Поперёк одной из половиц террасы глубокий след удара острым, — это писатель Фомин рубил змею топориком для колки сахара. Неуклюжий, тяжёлый человек, в эту минуту он был ловок, точно кошка, и так воодушевлён, как будто возможность убить змею явилась для него долгожданной радостью. Он так сильно ударил, что топорище переломилось.
В тот же день вечером, здесь, на террасе, он читал начало своего романа о человеке, который усердно старался понять, хороший он человек или плохой, и, наделав немало дурного и хорошего, так и не понял ничего, а потом умер нудно и печально, одинокий, чужой сам себе.

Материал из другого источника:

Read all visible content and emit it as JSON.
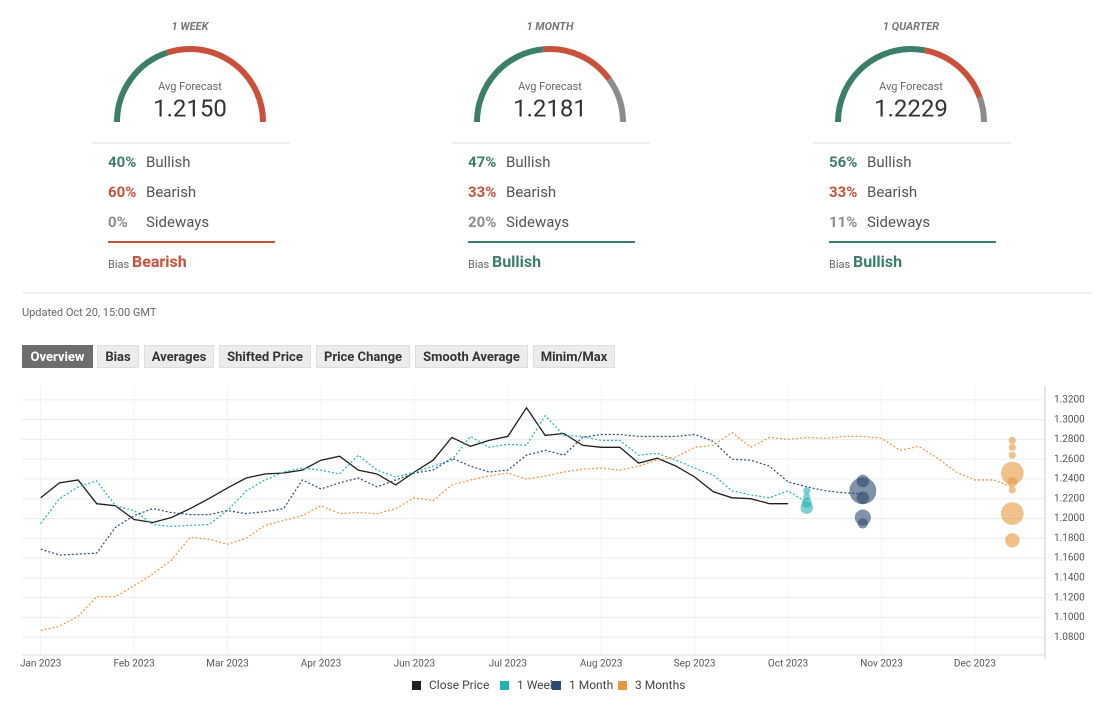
{
  "forecasts": [
    {
      "period": "1 WEEK",
      "avg_label": "Avg Forecast",
      "avg": "1.2150",
      "rows": [
        {
          "pct": {
            "value": 40,
            "label": "40%"
          },
          "name": "Bullish",
          "color": "#3b7f6b"
        },
        {
          "pct": {
            "value": 60,
            "label": "60%"
          },
          "name": "Bearish",
          "color": "#c9503a"
        },
        {
          "pct": {
            "value": 0,
            "label": "0%"
          },
          "name": "Sideways",
          "color": "#8c8c8c"
        }
      ],
      "bias_label": "Bias",
      "bias": "Bearish",
      "bias_color": "#c9503a"
    },
    {
      "period": "1 MONTH",
      "avg_label": "Avg Forecast",
      "avg": "1.2181",
      "rows": [
        {
          "pct": {
            "value": 47,
            "label": "47%"
          },
          "name": "Bullish",
          "color": "#3b7f6b"
        },
        {
          "pct": {
            "value": 33,
            "label": "33%"
          },
          "name": "Bearish",
          "color": "#c9503a"
        },
        {
          "pct": {
            "value": 20,
            "label": "20%"
          },
          "name": "Sideways",
          "color": "#8c8c8c"
        }
      ],
      "bias_label": "Bias",
      "bias": "Bullish",
      "bias_color": "#3b7f6b"
    },
    {
      "period": "1 QUARTER",
      "avg_label": "Avg Forecast",
      "avg": "1.2229",
      "rows": [
        {
          "pct": {
            "value": 56,
            "label": "56%"
          },
          "name": "Bullish",
          "color": "#3b7f6b"
        },
        {
          "pct": {
            "value": 33,
            "label": "33%"
          },
          "name": "Bearish",
          "color": "#c9503a"
        },
        {
          "pct": {
            "value": 11,
            "label": "11%"
          },
          "name": "Sideways",
          "color": "#8c8c8c"
        }
      ],
      "bias_label": "Bias",
      "bias": "Bullish",
      "bias_color": "#3b7f6b"
    }
  ],
  "updated": "Updated Oct 20, 15:00 GMT",
  "tabs": [
    "Overview",
    "Bias",
    "Averages",
    "Shifted Price",
    "Price Change",
    "Smooth Average",
    "Minim/Max"
  ],
  "active_tab": 0,
  "chart_data": {
    "type": "line",
    "x": [
      0,
      0.2,
      0.4,
      0.6,
      0.8,
      1,
      1.2,
      1.4,
      1.6,
      1.8,
      2,
      2.2,
      2.4,
      2.6,
      2.8,
      3,
      3.2,
      3.4,
      3.6,
      3.8,
      4,
      4.2,
      4.4,
      4.6,
      4.8,
      5,
      5.2,
      5.4,
      5.6,
      5.8,
      6,
      6.2,
      6.4,
      6.6,
      6.8,
      7,
      7.2,
      7.4,
      7.6,
      7.8,
      8,
      8.2,
      8.4,
      8.6,
      8.8,
      9,
      9.2,
      9.4,
      9.6,
      9.8,
      10,
      10.2,
      10.4
    ],
    "xlim": [
      -0.2,
      10.75
    ],
    "xticks": [
      {
        "value": 0,
        "label": "Jan 2023"
      },
      {
        "value": 1,
        "label": "Feb 2023"
      },
      {
        "value": 2,
        "label": "Mar 2023"
      },
      {
        "value": 3,
        "label": "Apr 2023"
      },
      {
        "value": 4,
        "label": "Jun 2023"
      },
      {
        "value": 5,
        "label": "Jul 2023"
      },
      {
        "value": 6,
        "label": "Aug 2023"
      },
      {
        "value": 7,
        "label": "Sep 2023"
      },
      {
        "value": 8,
        "label": "Oct 2023"
      },
      {
        "value": 9,
        "label": "Nov 2023"
      },
      {
        "value": 10,
        "label": "Dec 2023"
      }
    ],
    "ylim": [
      1.062,
      1.334
    ],
    "yticks": [
      {
        "value": 1.08,
        "label": "1.0800"
      },
      {
        "value": 1.1,
        "label": "1.1000"
      },
      {
        "value": 1.12,
        "label": "1.1200"
      },
      {
        "value": 1.14,
        "label": "1.1400"
      },
      {
        "value": 1.16,
        "label": "1.1600"
      },
      {
        "value": 1.18,
        "label": "1.1800"
      },
      {
        "value": 1.2,
        "label": "1.2000"
      },
      {
        "value": 1.22,
        "label": "1.2200"
      },
      {
        "value": 1.24,
        "label": "1.2400"
      },
      {
        "value": 1.26,
        "label": "1.2600"
      },
      {
        "value": 1.28,
        "label": "1.2800"
      },
      {
        "value": 1.3,
        "label": "1.3000"
      },
      {
        "value": 1.32,
        "label": "1.3200"
      }
    ],
    "grid": true,
    "series": [
      {
        "name": "Close Price",
        "color": "#1f1f1f",
        "style": "solid",
        "values": [
          1.221,
          1.236,
          1.239,
          1.215,
          1.213,
          1.199,
          1.196,
          1.201,
          1.21,
          1.22,
          1.231,
          1.241,
          1.245,
          1.246,
          1.249,
          1.259,
          1.263,
          1.249,
          1.245,
          1.234,
          1.247,
          1.259,
          1.282,
          1.273,
          1.279,
          1.283,
          1.312,
          1.284,
          1.286,
          1.274,
          1.272,
          1.272,
          1.256,
          1.261,
          1.253,
          1.242,
          1.227,
          1.221,
          1.22,
          1.215,
          1.215,
          null,
          null,
          null,
          null,
          null,
          null,
          null,
          null,
          null,
          null,
          null,
          null
        ]
      },
      {
        "name": "1 Week",
        "color": "#21b3b0",
        "style": "dotted",
        "values": [
          1.195,
          1.22,
          1.232,
          1.238,
          1.213,
          1.208,
          1.194,
          1.192,
          1.193,
          1.194,
          1.208,
          1.228,
          1.239,
          1.247,
          1.251,
          1.249,
          1.245,
          1.264,
          1.249,
          1.242,
          1.247,
          1.253,
          1.259,
          1.283,
          1.272,
          1.275,
          1.274,
          1.304,
          1.284,
          1.283,
          1.279,
          1.279,
          1.264,
          1.266,
          1.259,
          1.251,
          1.244,
          1.228,
          1.224,
          1.221,
          1.228,
          1.216,
          null,
          null,
          null,
          null,
          null,
          null,
          null,
          null,
          null,
          null,
          null
        ],
        "forecast": {
          "x": 8.2,
          "values": [
            1.228,
            1.222,
            1.216,
            1.211
          ],
          "sizes": [
            1,
            1,
            2,
            3
          ]
        }
      },
      {
        "name": "1 Month",
        "color": "#2c4a6e",
        "style": "dotted",
        "values": [
          1.169,
          1.163,
          1.164,
          1.165,
          1.191,
          1.203,
          1.21,
          1.206,
          1.204,
          1.204,
          1.208,
          1.205,
          1.207,
          1.21,
          1.239,
          1.23,
          1.236,
          1.241,
          1.232,
          1.239,
          1.246,
          1.249,
          1.261,
          1.253,
          1.247,
          1.249,
          1.264,
          1.269,
          1.264,
          1.282,
          1.285,
          1.285,
          1.283,
          1.283,
          1.283,
          1.285,
          1.278,
          1.26,
          1.259,
          1.253,
          1.237,
          1.232,
          1.228,
          1.226,
          1.225,
          null,
          null,
          null,
          null,
          null,
          null,
          null,
          null
        ],
        "forecast": {
          "x": 8.8,
          "values": [
            1.238,
            1.228,
            1.221,
            1.201,
            1.195
          ],
          "sizes": [
            3,
            14,
            3,
            5,
            2
          ]
        }
      },
      {
        "name": "3 Months",
        "color": "#e8983f",
        "style": "dotted",
        "values": [
          1.087,
          1.091,
          1.101,
          1.121,
          1.121,
          1.132,
          1.144,
          1.158,
          1.181,
          1.179,
          1.174,
          1.18,
          1.193,
          1.198,
          1.203,
          1.213,
          1.205,
          1.206,
          1.205,
          1.21,
          1.221,
          1.218,
          1.234,
          1.239,
          1.243,
          1.246,
          1.24,
          1.243,
          1.247,
          1.25,
          1.251,
          1.249,
          1.253,
          1.259,
          1.262,
          1.272,
          1.274,
          1.287,
          1.272,
          1.282,
          1.28,
          1.282,
          1.281,
          1.283,
          1.283,
          1.281,
          1.269,
          1.273,
          1.261,
          1.247,
          1.239,
          1.239,
          1.232
        ],
        "forecast": {
          "x": 10.4,
          "values": [
            1.279,
            1.272,
            1.264,
            1.246,
            1.237,
            1.229,
            1.205,
            1.178
          ],
          "sizes": [
            1,
            1,
            1,
            10,
            2,
            1,
            10,
            4
          ]
        }
      }
    ]
  }
}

Но о его смерти писатель рассказал, читал же он только четыре первые главы романа, в них описывалось, как молодой человек Павел Волков приехал в поместье своей сестры и невзлюбил её мужа, грубого до цинизма, считавшего себя энергичным культуртрегером. Эти главы показались женщине скучными, но хорошо был описан летний вечер и настроение героя, который, сидя в парке на скамье и стараясь уязвить женщину, ушедшую от него с другим, безуспешно пытался сочинить злые стихи и уже сочинил две строчки:
Луна любуется игрой лучей своих
И лжёт, как женщина, влюблённая в двоих.
А дальше у него ничего не слагалось, и он очень сердился на себя за свою бездарность.
В этот приезд Фомин более настойчиво, чем всегда, ухаживал за нею, интересно говорил о людях и своём одиночестве среди них, но она уже знала, как редко встречаются мужчины, которые, говоря с женщиной, приятной и желанной, умели бы молчать о своём одиночестве в мире; она знала, что почти нет людей, которые любили бы хвастать своим счастьем. И чем внимательнее слушала она писателя, тем более неясным казался он ей и наконец внушил странное впечатление: это — не человек, а сцена, на которой непрерывно разыгрывается бесконечная, непонятная пьеса. Внешне Фомин был достаточно характерен и выгодно выделялся среди людей; плотный, некрасивый, скуластый человек, очень рассеянный, детски небрежный к себе, он смотрел на неё греющим взглядом серых, но мягких глаз, говорил глуховатым, но гибким голосом и, чувствуя этот свой недостаток, уснащал речь богатой мимикой, обильными жестами, даже иногда притопывал ногами, как пианист, нажимающий педали.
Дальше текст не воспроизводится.